As I explore the castle, I'm confused by its appearance more as a ruin than an active fortress. There are huge cracks in the walls, more collapsed staircases, a flooded basement, and many rooms that are either empty or hold only a few random pieces of junk--a dusty, broken chest, a twisted metal bedframe. Beyond the central area the witchers stay in with the wounded Triss and a few select rooms--a library, Triss' bedroom at the top of a tower--the castle is an abandoned relic.

I begin to question my cynical analysis of the game, and slowly I realize the story behind all of this. The four witchers and Triss are the only people left in the fortress, they alone maintaining a glimmer of whatever former glory the witchers might have once possessed. And they're not enough to maintain a massive castle, of course, and so they maintain a few areas they use and leave the rest to rot. The bell tower was seldom used, and the witchers aren't masons, and so the stairs had never been repaired. The stragglers were left to roam the castle because the witchers didn't have enough men to confidently root them out and still defend their central living area. The laboratory was undefended because everyone in the castle was already fighting.

At first I'm not sure if this is the truth or just me coming up with an explanation that gives the game more credit than it's worth, but when I return with the potion ingredients and speak to the witcher leader, one of the optional dialogues leads to him telling the story of an attack on the castle some twenty years earlier, in which the then twenty-four witchers and several dozen trainees were all murdered, save for himself, who survived by hiding among the corpses. (I assume he simply fails to mention the numerous servants that must have kept the castle running, but in fariness, he probably wouldn't mention them, being beneath the consideration of such a powerful man.)

There's another fact that emerges from this dialogue, too: there will be no more witchers. While the laboratory contained the tools necessary for the brutal process of chemical and magical mutation that produces them (which is itself an interestingly scientific position in a fantasy setting), they didn't have a mage powerful enough to perform the necessary rituals, and it's unclear whether the witcher leader even knew said rituals, himself being quite young when the rest of the order was slaughtered.

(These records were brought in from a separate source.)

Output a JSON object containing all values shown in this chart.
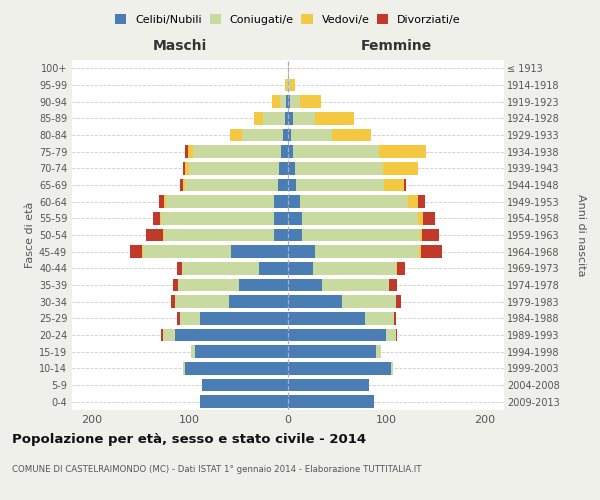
{
  "age_groups": [
    "0-4",
    "5-9",
    "10-14",
    "15-19",
    "20-24",
    "25-29",
    "30-34",
    "35-39",
    "40-44",
    "45-49",
    "50-54",
    "55-59",
    "60-64",
    "65-69",
    "70-74",
    "75-79",
    "80-84",
    "85-89",
    "90-94",
    "95-99",
    "100+"
  ],
  "birth_years": [
    "2009-2013",
    "2004-2008",
    "1999-2003",
    "1994-1998",
    "1989-1993",
    "1984-1988",
    "1979-1983",
    "1974-1978",
    "1969-1973",
    "1964-1968",
    "1959-1963",
    "1954-1958",
    "1949-1953",
    "1944-1948",
    "1939-1943",
    "1934-1938",
    "1929-1933",
    "1924-1928",
    "1919-1923",
    "1914-1918",
    "≤ 1913"
  ],
  "male": {
    "celibi": [
      90,
      88,
      105,
      95,
      115,
      90,
      60,
      50,
      30,
      58,
      14,
      14,
      14,
      10,
      9,
      7,
      5,
      3,
      2,
      0,
      0
    ],
    "coniugati": [
      0,
      0,
      2,
      4,
      12,
      20,
      55,
      62,
      78,
      90,
      112,
      115,
      110,
      95,
      92,
      90,
      42,
      22,
      6,
      1,
      0
    ],
    "vedovi": [
      0,
      0,
      0,
      0,
      0,
      0,
      0,
      0,
      0,
      1,
      1,
      1,
      2,
      2,
      4,
      5,
      12,
      10,
      8,
      2,
      0
    ],
    "divorziati": [
      0,
      0,
      0,
      0,
      2,
      3,
      4,
      5,
      5,
      12,
      18,
      8,
      5,
      3,
      2,
      3,
      0,
      0,
      0,
      0,
      0
    ]
  },
  "female": {
    "nubili": [
      88,
      82,
      105,
      90,
      100,
      78,
      55,
      35,
      25,
      28,
      14,
      14,
      12,
      8,
      7,
      5,
      3,
      5,
      2,
      0,
      0
    ],
    "coniugate": [
      0,
      0,
      2,
      5,
      10,
      30,
      55,
      68,
      85,
      105,
      120,
      118,
      110,
      90,
      90,
      88,
      42,
      22,
      10,
      2,
      0
    ],
    "vedove": [
      0,
      0,
      0,
      0,
      0,
      0,
      0,
      0,
      1,
      2,
      2,
      6,
      10,
      20,
      35,
      48,
      40,
      40,
      22,
      5,
      1
    ],
    "divorziate": [
      0,
      0,
      0,
      0,
      1,
      2,
      5,
      8,
      8,
      22,
      18,
      12,
      8,
      2,
      0,
      0,
      0,
      0,
      0,
      0,
      0
    ]
  },
  "colors": {
    "celibi": "#4b7db5",
    "coniugati": "#c8daa0",
    "vedovi": "#f5c842",
    "divorziati": "#c0392b"
  },
  "xlim": 220,
  "title": "Popolazione per età, sesso e stato civile - 2014",
  "subtitle": "COMUNE DI CASTELRAIMONDO (MC) - Dati ISTAT 1° gennaio 2014 - Elaborazione TUTTITALIA.IT",
  "ylabel": "Fasce di età",
  "ylabel_right": "Anni di nascita",
  "label_maschi": "Maschi",
  "label_femmine": "Femmine",
  "legend_labels": [
    "Celibi/Nubili",
    "Coniugati/e",
    "Vedovi/e",
    "Divorziati/e"
  ],
  "background_color": "#f0f0eb",
  "plot_bg_color": "#ffffff"
}
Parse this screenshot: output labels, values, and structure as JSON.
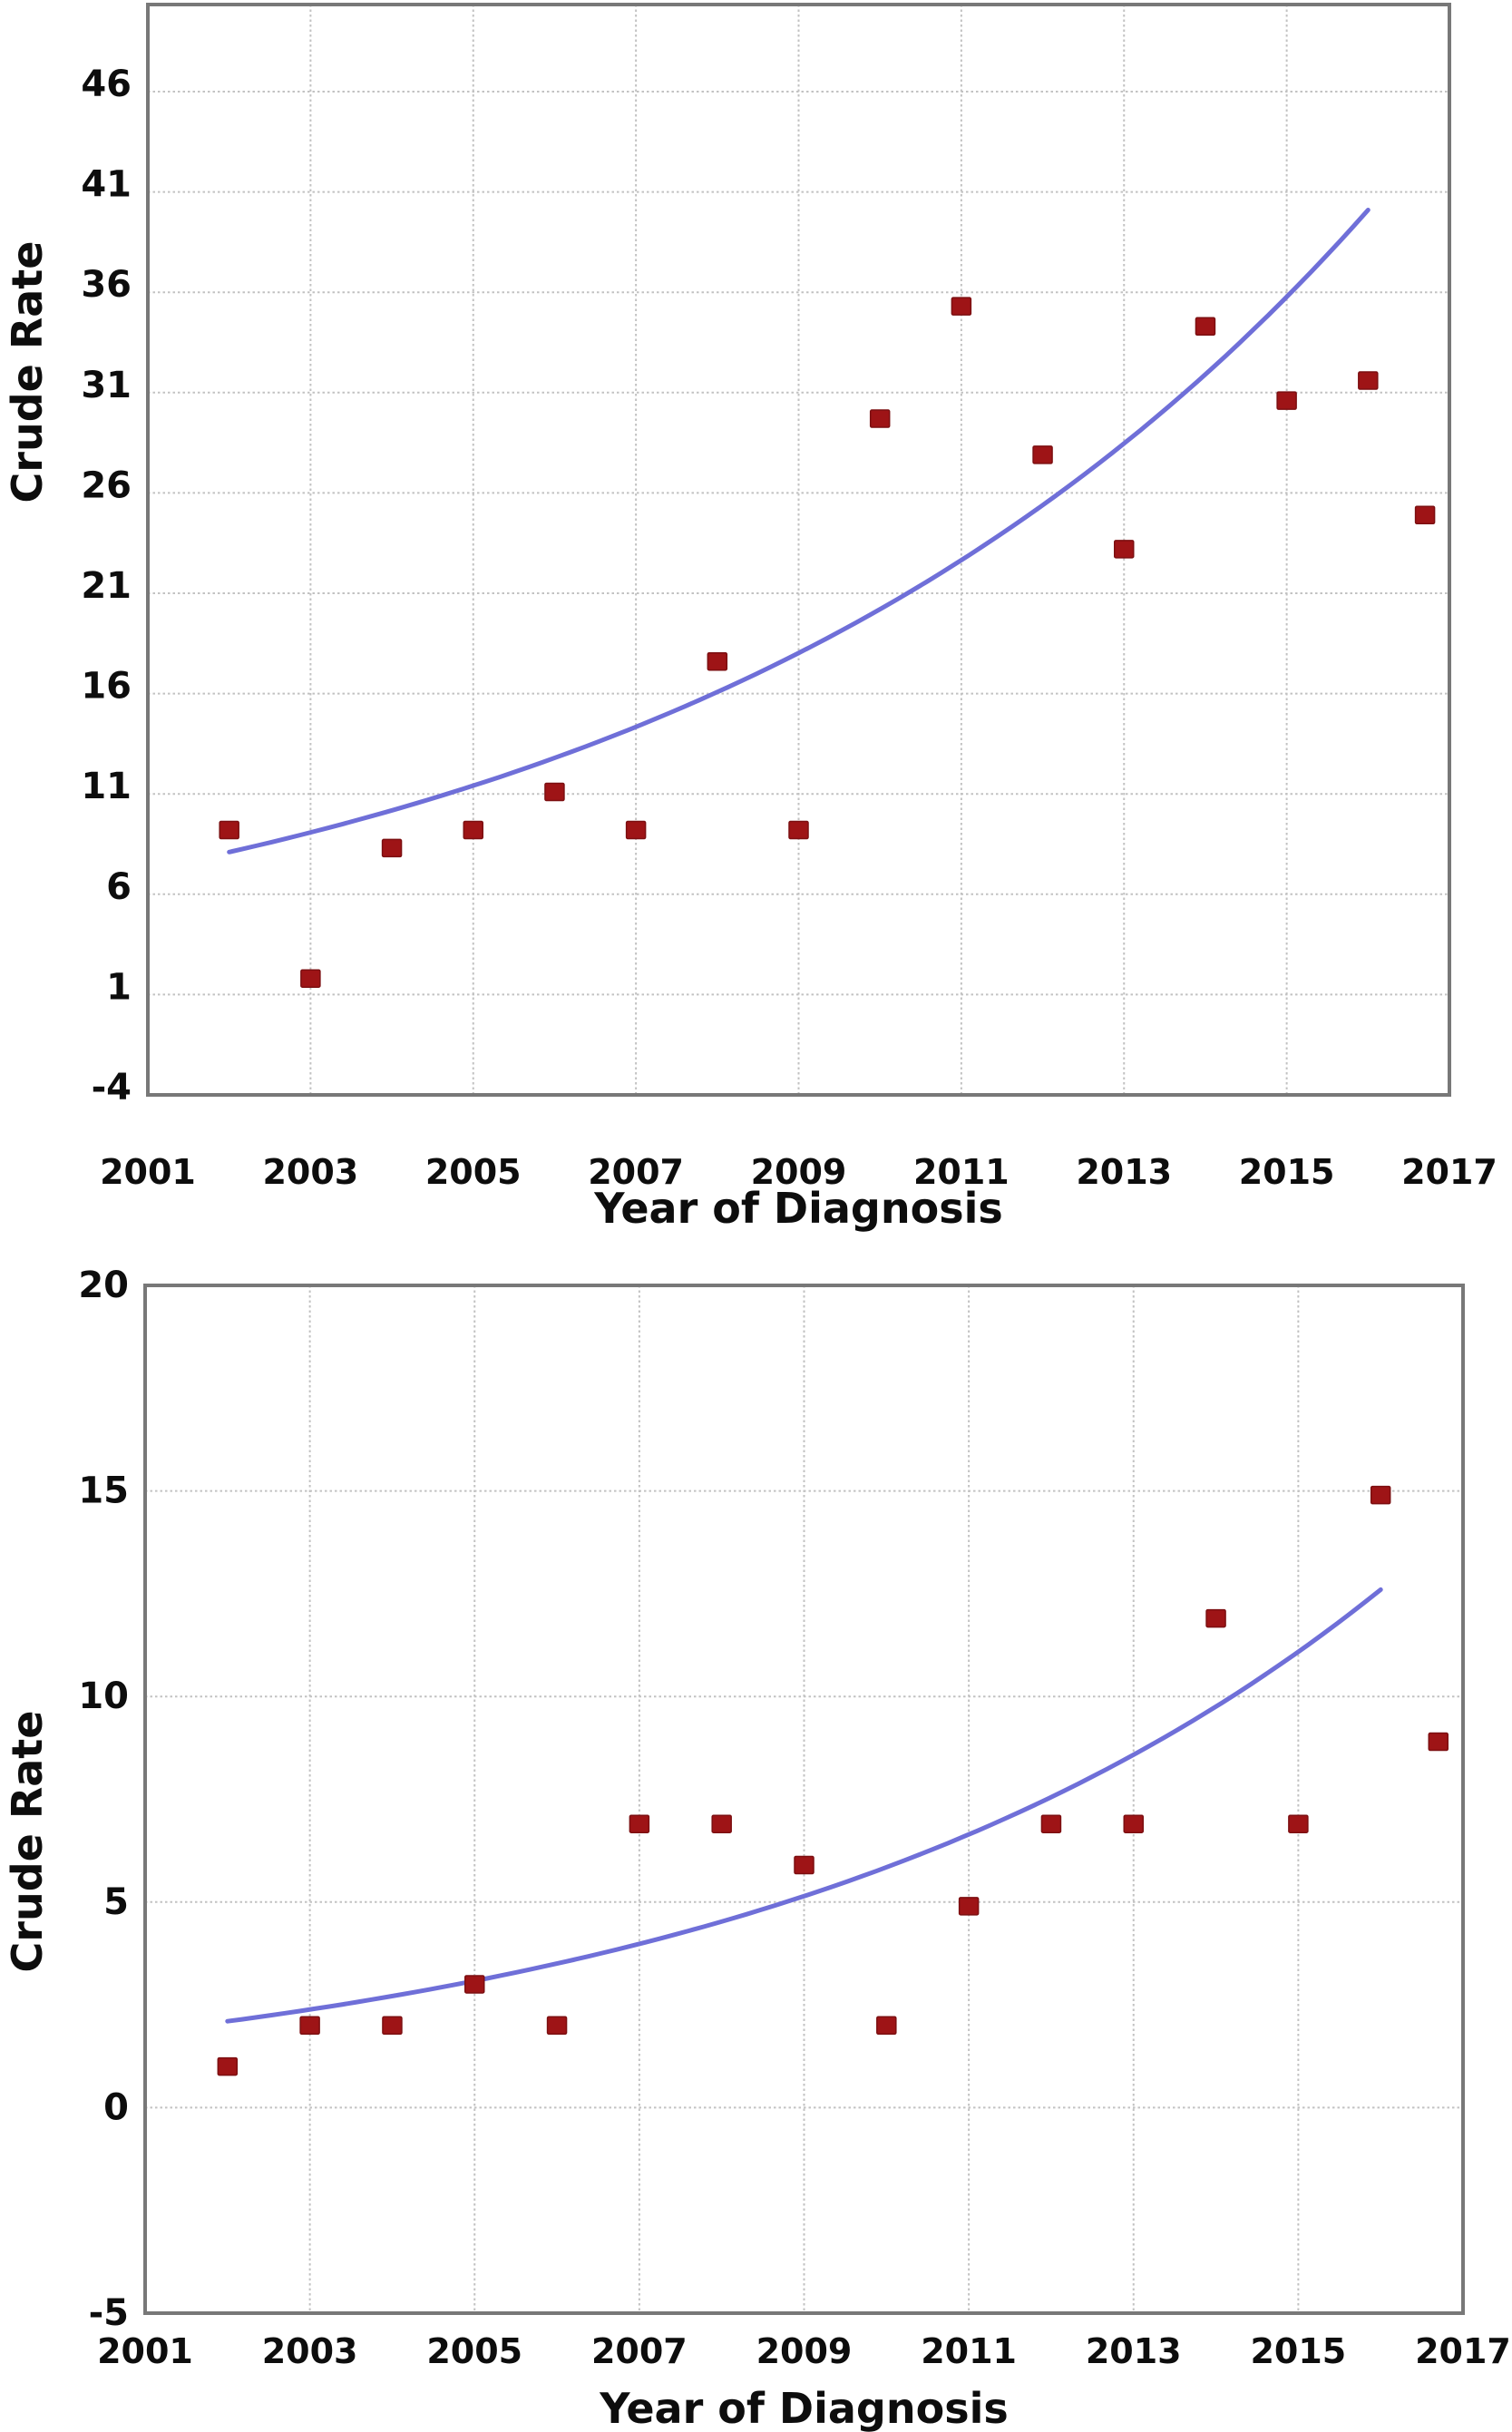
{
  "figure": {
    "description": "Two stacked scatter plots of crude rate by year of diagnosis with exponential trend lines",
    "background": "#ffffff"
  },
  "style": {
    "point_color": "#9e1416",
    "point_edge_color": "#7c0f11",
    "trend_color": "#6f6fd8",
    "grid_color": "#c2c2c2",
    "axis_color": "#787878",
    "text_color": "#0d0d0d"
  },
  "chart_data": [
    {
      "type": "scatter",
      "title": "",
      "xlabel": "Year of Diagnosis",
      "ylabel": "Crude Rate",
      "xlim": [
        2001,
        2017
      ],
      "ylim": [
        -4,
        50.34
      ],
      "grid": true,
      "legend": "none",
      "x_ticks": [
        2001,
        2003,
        2005,
        2007,
        2009,
        2011,
        2013,
        2015,
        2017
      ],
      "x_tick_labels": [
        "2001",
        "2003",
        "2005",
        "2007",
        "2009",
        "2011",
        "2013",
        "2015",
        "2017"
      ],
      "y_ticks": [
        -4,
        1,
        6,
        11,
        16,
        21,
        26,
        31,
        36,
        41,
        46
      ],
      "y_tick_labels": [
        "-4",
        "1",
        "6",
        "11",
        "16",
        "21",
        "26",
        "31",
        "36",
        "41",
        "46"
      ],
      "points": [
        [
          2002,
          9.2
        ],
        [
          2003,
          1.8
        ],
        [
          2004,
          8.3
        ],
        [
          2005,
          9.2
        ],
        [
          2006,
          11.1
        ],
        [
          2007,
          9.2
        ],
        [
          2008,
          17.6
        ],
        [
          2009,
          9.2
        ],
        [
          2010,
          29.7
        ],
        [
          2011,
          35.3
        ],
        [
          2012,
          27.9
        ],
        [
          2013,
          23.2
        ],
        [
          2014,
          34.3
        ],
        [
          2015,
          30.6
        ],
        [
          2016,
          31.6
        ],
        [
          2016.7,
          24.9
        ]
      ],
      "trend": {
        "type": "exponential",
        "x_start": 2002,
        "x_end": 2016,
        "y_start": 8.1,
        "y_end": 40.1
      }
    },
    {
      "type": "scatter",
      "title": "",
      "xlabel": "Year of Diagnosis",
      "ylabel": "Crude Rate",
      "xlim": [
        2001,
        2017
      ],
      "ylim": [
        -5,
        20
      ],
      "grid": true,
      "legend": "none",
      "x_ticks": [
        2001,
        2003,
        2005,
        2007,
        2009,
        2011,
        2013,
        2015,
        2017
      ],
      "x_tick_labels": [
        "2001",
        "2003",
        "2005",
        "2007",
        "2009",
        "2011",
        "2013",
        "2015",
        "2017"
      ],
      "y_ticks": [
        -5,
        0,
        5,
        10,
        15,
        20
      ],
      "y_tick_labels": [
        "-5",
        "0",
        "5",
        "10",
        "15",
        "20"
      ],
      "points": [
        [
          2002,
          1.0
        ],
        [
          2003,
          2.0
        ],
        [
          2004,
          2.0
        ],
        [
          2005,
          3.0
        ],
        [
          2006,
          2.0
        ],
        [
          2007,
          6.9
        ],
        [
          2008,
          6.9
        ],
        [
          2009,
          5.9
        ],
        [
          2010,
          2.0
        ],
        [
          2011,
          4.9
        ],
        [
          2012,
          6.9
        ],
        [
          2013,
          6.9
        ],
        [
          2014,
          11.9
        ],
        [
          2015,
          6.9
        ],
        [
          2016,
          14.9
        ],
        [
          2016.7,
          8.9
        ]
      ],
      "trend": {
        "type": "exponential",
        "x_start": 2002,
        "x_end": 2016,
        "y_start": 2.1,
        "y_end": 12.6
      }
    }
  ]
}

And thus my respect for the game shoots up immensely. Perhaps they could have done a better job introducing the status of the witchers and their castle, but once it becomes clear, the story is tragic and touching. And it lends a fatalistic quality to (at least the start of) the game's main quest, which is to find the mysterious sorcerer who led the attack. The witchers split up for the four corners of the world in search of clues not hoping to stop some great evil or save the world but simply looking to avenge their fallen comrade and retrieve their stolen potions that are of no use to them. Even if they succeed, it's likely that more of them will perish in the quest, and they'll have gained nothing for it. But they can't gain anything anyway--they are the last of the witchers, and they know it.

Which, despite everything else, is a great way to start to game.